Seja lá qual for a hipótese que autoriza a inversão do ônus da prova, é dever do juiz indicar especificamente o fato ou fatos em relação aos quais esse ônus ficará modificado. Uma determinação genérica só é possível em casos em que realmente todo o ônus da prova deva ser alterado (ou seja, o ônus referente a todos os fatos), devendo o juiz, em sua decisão, justificar a medida tomada.

 

Para que a parte posso cumprir o seu ônus, deverá estar ciente dessa inversão do ônus da prova e ter oportunidade para produzir essa prova, então o que se pergunta é em qual momento, oportunidade, deverá o juiz “comunicar” essa inversão do ônus da prova? A resposta é simples, sempre antes de iniciada a instrução – momento em que são produzidas as provas.

  • Conclusão

O processo como instrumento de pacificação depende da apuração de como os fatos ocorreram para que a tutela jurisdicional seja justa. Então a finalidade precípua do processo é a satisfação do direito material, sendo que para a apuração dos fatos, necessária a sua demonstração cujo ônus compete às partes (principais interessados em obter ou afastar o direito material pleiteado).
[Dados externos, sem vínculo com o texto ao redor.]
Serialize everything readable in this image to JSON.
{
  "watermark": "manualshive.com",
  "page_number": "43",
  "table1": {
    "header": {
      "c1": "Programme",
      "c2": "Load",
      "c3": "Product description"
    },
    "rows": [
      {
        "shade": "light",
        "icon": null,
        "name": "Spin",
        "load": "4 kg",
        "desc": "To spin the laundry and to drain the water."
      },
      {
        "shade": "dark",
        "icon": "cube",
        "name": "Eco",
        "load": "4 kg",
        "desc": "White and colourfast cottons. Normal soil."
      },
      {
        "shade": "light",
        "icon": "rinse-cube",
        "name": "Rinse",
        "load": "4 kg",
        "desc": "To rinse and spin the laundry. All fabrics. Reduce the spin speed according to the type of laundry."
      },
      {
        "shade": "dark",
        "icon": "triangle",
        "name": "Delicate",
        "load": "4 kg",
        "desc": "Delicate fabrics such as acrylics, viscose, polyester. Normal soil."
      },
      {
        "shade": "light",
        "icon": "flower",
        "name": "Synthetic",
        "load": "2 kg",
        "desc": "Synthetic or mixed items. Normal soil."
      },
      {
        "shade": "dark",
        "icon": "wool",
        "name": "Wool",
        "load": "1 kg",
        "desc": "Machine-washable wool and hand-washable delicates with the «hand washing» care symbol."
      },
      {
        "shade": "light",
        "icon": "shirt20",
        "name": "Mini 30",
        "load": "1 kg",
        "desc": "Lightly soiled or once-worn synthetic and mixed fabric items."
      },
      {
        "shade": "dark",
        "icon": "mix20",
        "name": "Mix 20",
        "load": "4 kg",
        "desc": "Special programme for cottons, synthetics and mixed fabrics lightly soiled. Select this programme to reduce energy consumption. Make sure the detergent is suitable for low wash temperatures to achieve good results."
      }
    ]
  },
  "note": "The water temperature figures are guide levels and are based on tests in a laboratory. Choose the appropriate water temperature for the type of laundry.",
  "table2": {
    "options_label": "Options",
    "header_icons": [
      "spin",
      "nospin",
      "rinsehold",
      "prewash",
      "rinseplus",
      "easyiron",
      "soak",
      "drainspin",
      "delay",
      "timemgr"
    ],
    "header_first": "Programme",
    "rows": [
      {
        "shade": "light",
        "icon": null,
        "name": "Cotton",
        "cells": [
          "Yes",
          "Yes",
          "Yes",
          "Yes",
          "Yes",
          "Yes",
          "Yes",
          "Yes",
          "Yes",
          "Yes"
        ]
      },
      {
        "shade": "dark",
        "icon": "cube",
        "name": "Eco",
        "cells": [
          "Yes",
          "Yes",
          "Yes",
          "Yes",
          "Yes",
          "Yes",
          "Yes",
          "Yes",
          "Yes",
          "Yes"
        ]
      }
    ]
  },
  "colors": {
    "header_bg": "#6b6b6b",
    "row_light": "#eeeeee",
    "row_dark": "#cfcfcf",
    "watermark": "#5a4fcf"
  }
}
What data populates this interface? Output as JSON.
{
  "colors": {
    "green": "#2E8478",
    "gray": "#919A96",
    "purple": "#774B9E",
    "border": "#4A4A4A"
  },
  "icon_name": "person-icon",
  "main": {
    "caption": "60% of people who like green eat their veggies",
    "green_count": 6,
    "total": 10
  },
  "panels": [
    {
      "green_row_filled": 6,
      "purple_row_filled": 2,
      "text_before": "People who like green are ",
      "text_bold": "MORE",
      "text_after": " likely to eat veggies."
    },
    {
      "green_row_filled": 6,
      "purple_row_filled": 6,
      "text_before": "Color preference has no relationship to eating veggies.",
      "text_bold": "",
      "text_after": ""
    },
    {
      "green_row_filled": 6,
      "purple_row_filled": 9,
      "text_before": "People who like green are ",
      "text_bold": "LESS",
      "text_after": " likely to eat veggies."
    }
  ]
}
Nessa esteira a atual redação do art. 818 da CLT adotou a famosa teoria da carga dinâmica da prova.

Questão interessante e que já foi tratada nessa coluna[1] é a questão da possibilidade ou não das partes poderem convencionar perante o processo do trabalho, as regras com relação ao ônus da prova, ou seja, negócio jurídico processual com relação às provas. Mas esse assunto será objeto de análise em outro momento.